Um die Arbeit in den Gemeinden zu verbessern, haben wir in dieser Legislaturperiode unsere Zuwendungen an die Gemeinden um knapp 25 % erhöht. 
Um die Handlungsfähigkeit der Gemeinden zu vergrößern, haben wir die Straßenbaudotationen sogar um 33 % angehoben. 
Um die konkrete Bürgerbeteiligung auf kommunaler Ebene zu vereinfachen, wurde dem Parlament zudem mittlerweile ein Dekretvorschlag unterbreitet, der die Einführung einer Dotation zur Finanzierung von lokalen Beteiligungsprojekten umfasst. 
 
Dieses Instrument wird die Beteiligung von Bürgerinnen und Bürgern im Rahmen niederschwelliger Dorf- und Viertelsprojekte fördern. Bereits vorab standen den Bürgerinnen und Bürgern im Rahmen von Leader-Projekten, Lokalen Aktionsgruppen (LAG), der ländlichen Entwicklung oder den kommunalen Beratungsausschüssen vielfältige Beteiligungsforen zur Verfügung. 
 
Solche Formate tragen aus unserer Sicht dazu bei, öffentliche Dienstleistungen und Institutionen näher an den Bürger heranzutragen. 

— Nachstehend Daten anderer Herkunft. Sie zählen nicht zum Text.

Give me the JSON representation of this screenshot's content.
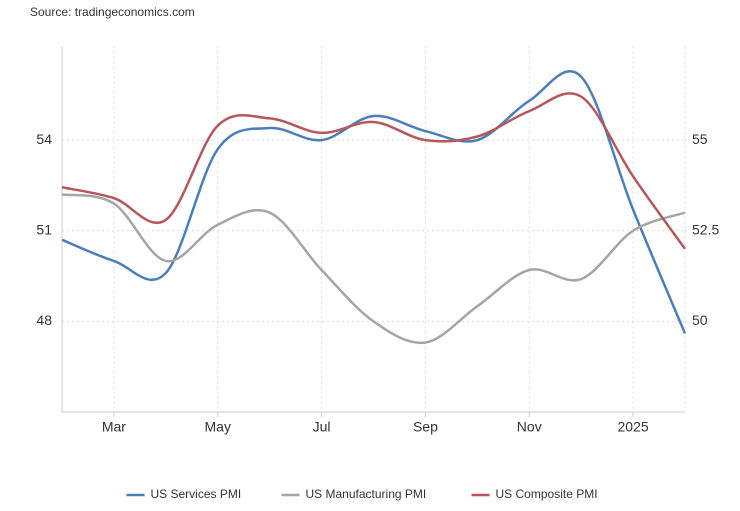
{
  "chart_data": {
    "type": "line",
    "source": "Source: tradingeconomics.com",
    "categories": [
      null,
      "Mar",
      null,
      "May",
      null,
      "Jul",
      null,
      "Sep",
      null,
      "Nov",
      null,
      "2025",
      null
    ],
    "series": [
      {
        "name": "US Services PMI",
        "color": "#4a7ebb",
        "axis": "y",
        "values": [
          50.7,
          50.0,
          49.6,
          53.7,
          54.4,
          54.0,
          54.8,
          54.3,
          54.0,
          55.3,
          56.1,
          51.7,
          47.6
        ]
      },
      {
        "name": "US Manufacturing PMI",
        "color": "#a5a5a5",
        "axis": "y",
        "values": [
          52.2,
          51.9,
          50.0,
          51.2,
          51.6,
          49.7,
          48.0,
          47.3,
          48.5,
          49.7,
          49.4,
          51.0,
          51.6
        ]
      },
      {
        "name": "US Composite PMI",
        "color": "#b5575b",
        "axis": "y2",
        "values": [
          53.7,
          53.4,
          52.8,
          55.4,
          55.6,
          55.2,
          55.5,
          55.0,
          55.1,
          55.8,
          56.2,
          54.0,
          52.0
        ]
      }
    ],
    "ylim": [
      45,
      57
    ],
    "yticks": [
      48,
      51,
      54
    ],
    "y2lim": [
      47.5,
      57.5
    ],
    "y2ticks": [
      50,
      52.5,
      55
    ],
    "grid": true,
    "legend": "bottom"
  }
}
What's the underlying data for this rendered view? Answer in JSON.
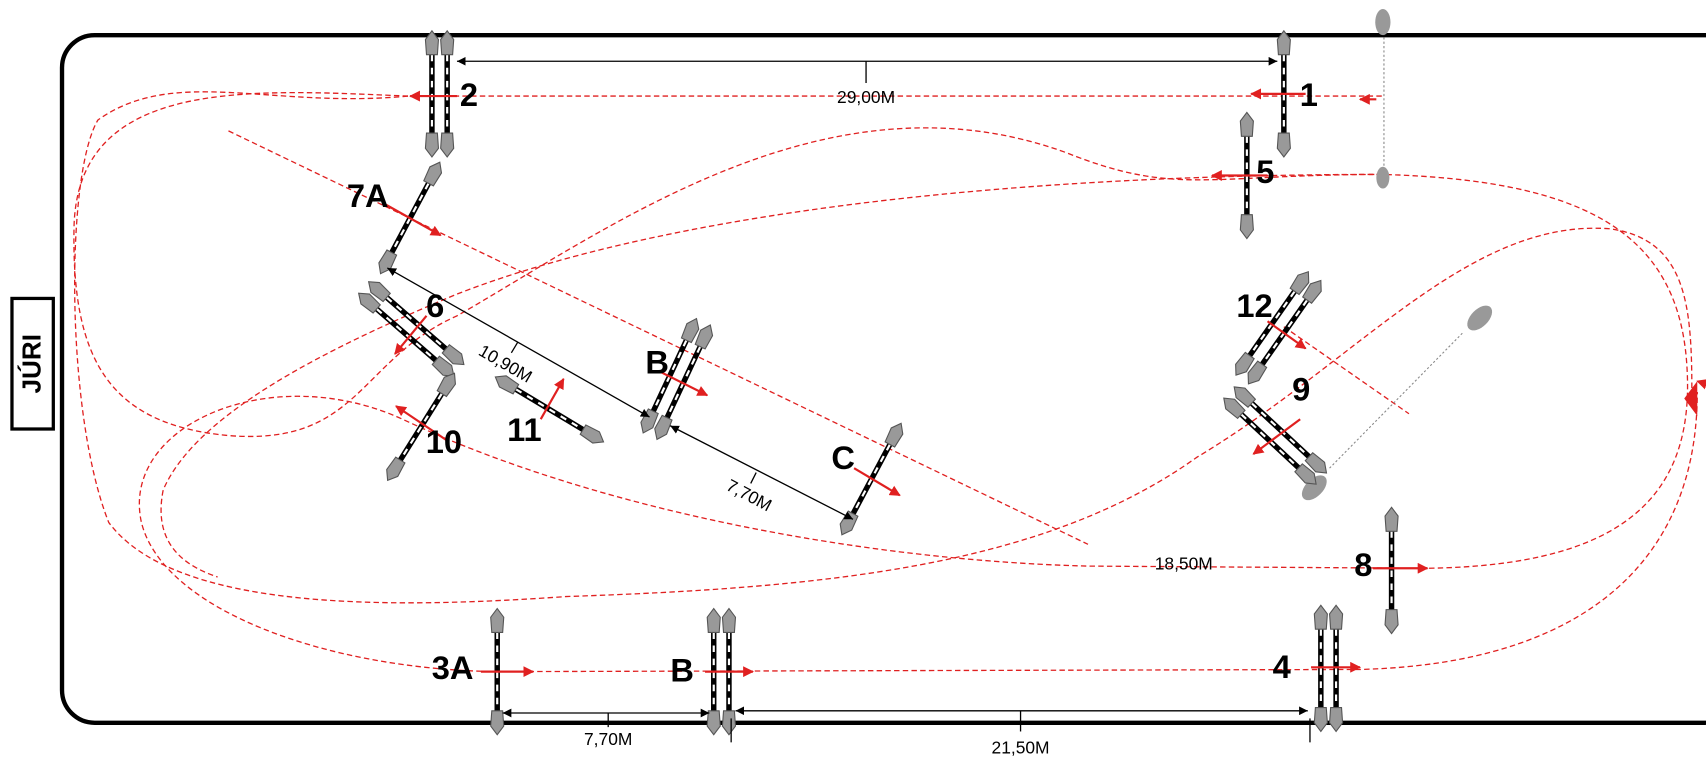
{
  "jury": "JÚRI",
  "fences": [
    "1",
    "2",
    "3A",
    "B",
    "4",
    "5",
    "6",
    "7A",
    "B",
    "C",
    "8",
    "9",
    "10",
    "11",
    "12"
  ],
  "distances": [
    "29,00M",
    "10,90M",
    "7,70M",
    "7,70M",
    "21,50M",
    "18,50M"
  ]
}
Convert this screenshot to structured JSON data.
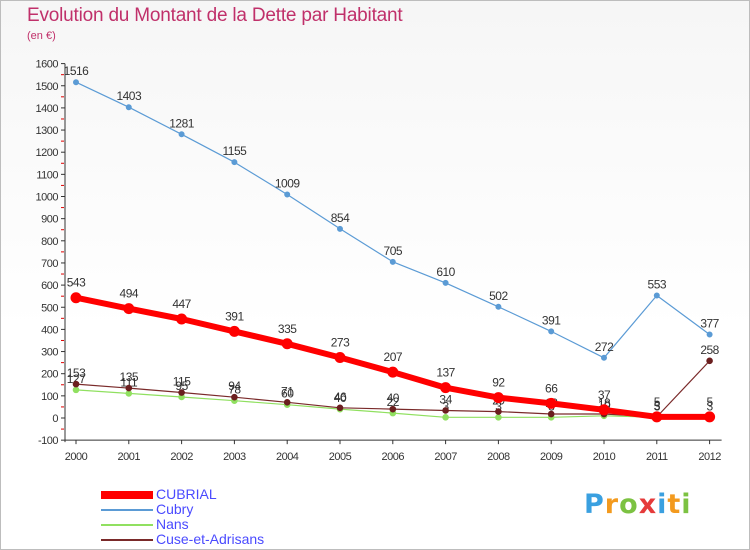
{
  "page": {
    "title": "Evolution du Montant de la Dette par Habitant",
    "subtitle": "(en €)",
    "logo": "Proxiti"
  },
  "colors": {
    "title": "#c0306a",
    "legend_text": "#4a4aff",
    "axis": "#333333",
    "tick_marks": "#e00000"
  },
  "chart_data": {
    "type": "line",
    "title": "Evolution du Montant de la Dette par Habitant",
    "subtitle": "(en €)",
    "x": [
      "2000",
      "2001",
      "2002",
      "2003",
      "2004",
      "2005",
      "2006",
      "2007",
      "2008",
      "2009",
      "2010",
      "2011",
      "2012"
    ],
    "ylim": [
      -100,
      1600
    ],
    "yticks": [
      -100,
      0,
      100,
      200,
      300,
      400,
      500,
      600,
      700,
      800,
      900,
      1000,
      1100,
      1200,
      1300,
      1400,
      1500,
      1600
    ],
    "grid": false,
    "legend_position": "bottom-left",
    "series": [
      {
        "name": "CUBRIAL",
        "color": "#ff0000",
        "values": [
          543,
          494,
          447,
          391,
          335,
          273,
          207,
          137,
          92,
          66,
          37,
          5,
          5
        ],
        "labels": [
          "543",
          "494",
          "447",
          "391",
          "335",
          "273",
          "207",
          "137",
          "92",
          "66",
          "37",
          "5",
          "5"
        ]
      },
      {
        "name": "Cubry",
        "color": "#5b9bd5",
        "values": [
          1516,
          1403,
          1281,
          1155,
          1009,
          854,
          705,
          610,
          502,
          391,
          272,
          553,
          377
        ],
        "labels": [
          "1516",
          "1403",
          "1281",
          "1155",
          "1009",
          "854",
          "705",
          "610",
          "502",
          "391",
          "272",
          "553",
          "377"
        ]
      },
      {
        "name": "Nans",
        "color": "#90e060",
        "values": [
          127,
          111,
          95,
          78,
          60,
          40,
          22,
          3,
          3,
          3,
          10,
          3,
          3
        ],
        "labels": [
          "127",
          "111",
          "95",
          "78",
          "60",
          "40",
          "22",
          "3",
          "3",
          "3",
          "10",
          "3",
          "3"
        ]
      },
      {
        "name": "Cuse-et-Adrisans",
        "color": "#7a2a2a",
        "values": [
          153,
          135,
          115,
          94,
          71,
          46,
          40,
          34,
          29,
          18,
          18,
          5,
          258
        ],
        "labels": [
          "153",
          "135",
          "115",
          "94",
          "71",
          "46",
          "40",
          "34",
          "29",
          "18",
          "18",
          "5",
          "258"
        ]
      }
    ]
  }
}
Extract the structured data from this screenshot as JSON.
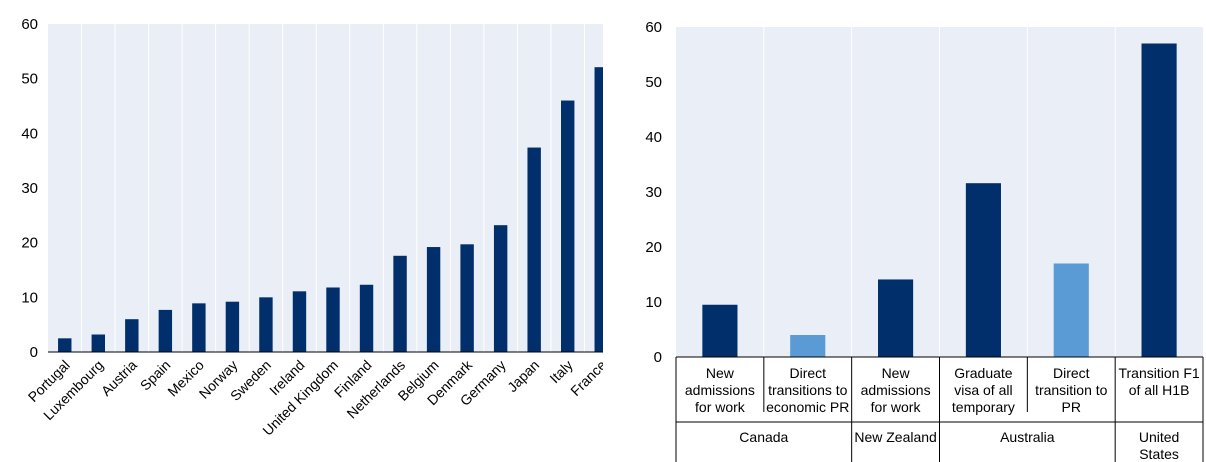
{
  "colors": {
    "dark_bar": "#002f6c",
    "light_bar": "#5b9bd5",
    "plot_bg": "#e9eef7",
    "grid": "#ffffff",
    "axis": "#000000",
    "separator": "#000000"
  },
  "chart_data": [
    {
      "type": "bar",
      "title": "",
      "xlabel": "",
      "ylabel": "",
      "ylim": [
        0,
        60
      ],
      "yticks": [
        "0",
        "10",
        "20",
        "30",
        "40",
        "50",
        "60"
      ],
      "grid": "vertical",
      "categories": [
        "Portugal",
        "Luxembourg",
        "Austria",
        "Spain",
        "Mexico",
        "Norway",
        "Sweden",
        "Ireland",
        "United Kingdom",
        "Finland",
        "Netherlands",
        "Belgium",
        "Denmark",
        "Germany",
        "Japan",
        "Italy",
        "France"
      ],
      "values": [
        2.5,
        3.2,
        6.0,
        7.7,
        8.9,
        9.2,
        10.0,
        11.1,
        11.8,
        12.3,
        17.6,
        19.2,
        19.7,
        23.2,
        37.4,
        46.0,
        52.1
      ],
      "bar_color": "#002f6c"
    },
    {
      "type": "bar",
      "title": "",
      "xlabel": "",
      "ylabel": "",
      "ylim": [
        0,
        60
      ],
      "yticks": [
        "0",
        "10",
        "20",
        "30",
        "40",
        "50",
        "60"
      ],
      "grid": "vertical",
      "categories": [
        {
          "label": [
            "New",
            "admissions",
            "for work"
          ],
          "group": "Canada",
          "value": 9.5,
          "color": "#002f6c"
        },
        {
          "label": [
            "Direct",
            "transitions to",
            "economic PR"
          ],
          "group": "Canada",
          "value": 4.0,
          "color": "#5b9bd5"
        },
        {
          "label": [
            "New",
            "admissions",
            "for work"
          ],
          "group": "New Zealand",
          "value": 14.1,
          "color": "#002f6c"
        },
        {
          "label": [
            "Graduate",
            "visa of all",
            "temporary"
          ],
          "group": "Australia",
          "value": 31.6,
          "color": "#002f6c"
        },
        {
          "label": [
            "Direct",
            "transition to",
            "PR"
          ],
          "group": "Australia",
          "value": 17.0,
          "color": "#5b9bd5"
        },
        {
          "label": [
            "Transition F1",
            "of all H1B"
          ],
          "group": "United States",
          "value": 57.0,
          "color": "#002f6c"
        }
      ],
      "groups": [
        {
          "name": [
            "Canada"
          ],
          "start": 0,
          "count": 2
        },
        {
          "name": [
            "New Zealand"
          ],
          "start": 2,
          "count": 1
        },
        {
          "name": [
            "Australia"
          ],
          "start": 3,
          "count": 2
        },
        {
          "name": [
            "United",
            "States"
          ],
          "start": 5,
          "count": 1
        }
      ]
    }
  ]
}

Ernstgemeinte Mitbestimmungsmöglichkeiten stärken das Selbstwirksamkeitsgefühl. Das ehrenamtliche Engagement ist in unserer Gemeinschaft überdurchschnittlich hoch. 
 
Die stetig erweiterten Bürgerbeteiligungsmöglichkeiten werden rege in Anspruch genommen. Das haben wir auch bei der Vorbereitung des neuen REK erlebt. All das ist politisches Engagement im weitesten und besten Sinne des Begriffs. Und doch teile ich die Sorgen unseres Kollegen Spies. 
 
Der Schritt vom ehrenamtlichen Einsatz für einen Verein hin zu einer Kandidatur für ein politisches Amt fällt vielen Menschen schwer. 
 
Warum dem so ist und was man dagegen tun kann, lässt sich nicht in 3 Minuten beantworten. Fest steht aber, dass wir ein großes Interesse daran haben, Menschen für ein Engagement auf allen politischen Entscheidungsebenen zu bewegen.
Demokratie lebt vom Engagement der Menschen, denen sie zu dienen hat.